The White House says the request for additional disaster relief – parsed out among the Federal Emergency Management Agency and other federal agencies that cover housing, transportation and agriculture needs – is based on estimates from communities that have been hit by disasters this year, such as the August wildfires in Hawaii, hurricanes in Florida and flooding in California and Vermont, among other extreme weather events.

President Joe Biden has repeatedly traveled to disaster-ravaged zones this year to comfort victims and to pledge that the federal government would not only help with recovery efforts but in rebuilding communities.

“As I told your governor: If there is anything your state needs, I’m ready to mobilize that support — anything they need related to these storms,” Biden said as he visited Live Oak, Fla., in September, where Hurricane Idalia tore through the community. “Your nation has your back, and we’ll be with you until the job is done.”

The biggest portion of the $23.5 billion in Biden’s disaster request is $9 billion to beef up FEMA’s disaster relief fund, which the agency taps for immediate response and recovery efforts once a natural disaster hits. That fund currently has $33.7 billion available, according to FEMA.

About $2.8 billion is set aside for the Department of Housing and Urban Development to deal with housing needs arising from natural disasters, while another $2.8 billion is allocated for aid funneled through the Department of Agriculture to farmers and ranchers who have suffered from crop losses. The White House is also asking for money to repair damaged roads, help schools in disaster-hit areas and bolster loans for small businesses in such communities.

On child care, the White House said the $16 billion it’s requesting would help prevent child care centers from closing and help bolster wages for workers who saw their pay get cut during the COVID-19 pandemic. Ensuring sufficient child care is key to the administration’s goal of helping more women participate in the workforce.

In particular, Washington Sen. Patty Murray and Connecticut Rep. Rosa DeLauro, the two top Democrats in Congress overseeing government spending, have been aggressively pushing senior administration officials behind the scenes on shoring up federal funding for child care, according to people familiar with the conversations.

Murray, who pressed Biden on child care when he called to congratulate her on her reelection last November, has spoken repeatedly with Office of Budget and Management Director Shalanda Young on the issue. DeLauro, meanwhile, has also talked with Young, Domestic Policy Council director Neera Tanden and Jen Klein, the director of the White House’s Gender Policy Council, to strategize how best to secure more money for child care and other domestic priorities through emergency spending.

The two lawmakers, along with many other Democrats in Congress, are worried about the impact of the so-called “child care cliff,” referring to the billions in federal aid that was approved through the massive pandemic relief package signed into law in the early months of Biden’s presidency but expired last month.

The $24 billion in so-called “stabilization funds” were designed to help child care providers operate during the pandemic, but were required under law to be used by Sept. 30 of this year.

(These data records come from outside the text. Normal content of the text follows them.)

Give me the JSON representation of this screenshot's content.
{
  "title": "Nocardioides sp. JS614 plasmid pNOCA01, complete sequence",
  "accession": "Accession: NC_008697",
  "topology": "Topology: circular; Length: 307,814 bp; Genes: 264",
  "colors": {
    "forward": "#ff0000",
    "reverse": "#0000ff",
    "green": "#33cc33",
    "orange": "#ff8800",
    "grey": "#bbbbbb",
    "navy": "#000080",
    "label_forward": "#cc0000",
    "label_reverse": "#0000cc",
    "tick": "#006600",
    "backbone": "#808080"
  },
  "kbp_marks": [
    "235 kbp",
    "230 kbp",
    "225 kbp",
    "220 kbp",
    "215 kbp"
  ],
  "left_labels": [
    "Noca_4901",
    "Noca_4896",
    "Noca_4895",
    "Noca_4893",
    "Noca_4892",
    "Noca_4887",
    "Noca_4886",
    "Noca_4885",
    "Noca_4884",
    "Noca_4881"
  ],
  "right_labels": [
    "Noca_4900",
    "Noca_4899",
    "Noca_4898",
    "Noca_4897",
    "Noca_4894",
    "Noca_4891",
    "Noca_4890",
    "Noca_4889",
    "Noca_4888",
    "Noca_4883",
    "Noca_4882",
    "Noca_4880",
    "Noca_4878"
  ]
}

The pandemic-era funding aided more than 220,000 providers, covering child care for up to 10 million children, according to Health and Human Services.

“Providers across the country are facing tough decisions about laying off staff or even closing their doors entirely,” Murray said Wednesday after Biden’s request was publicly released. “We’ve got to act on child care to prevent billions more in lost wages, revenue, and growth—not to mention immense new stress on parents already struggling to get by.”

Meanwhile, the $6 billion set aside for broadband would boost the Affordable Connectivity Program — established through Biden’s nearly two-year-old infrastructure law — through December 2024 and prevent tens of millions of Americans from losing aid that helps them access high-speed internet, according to the White House.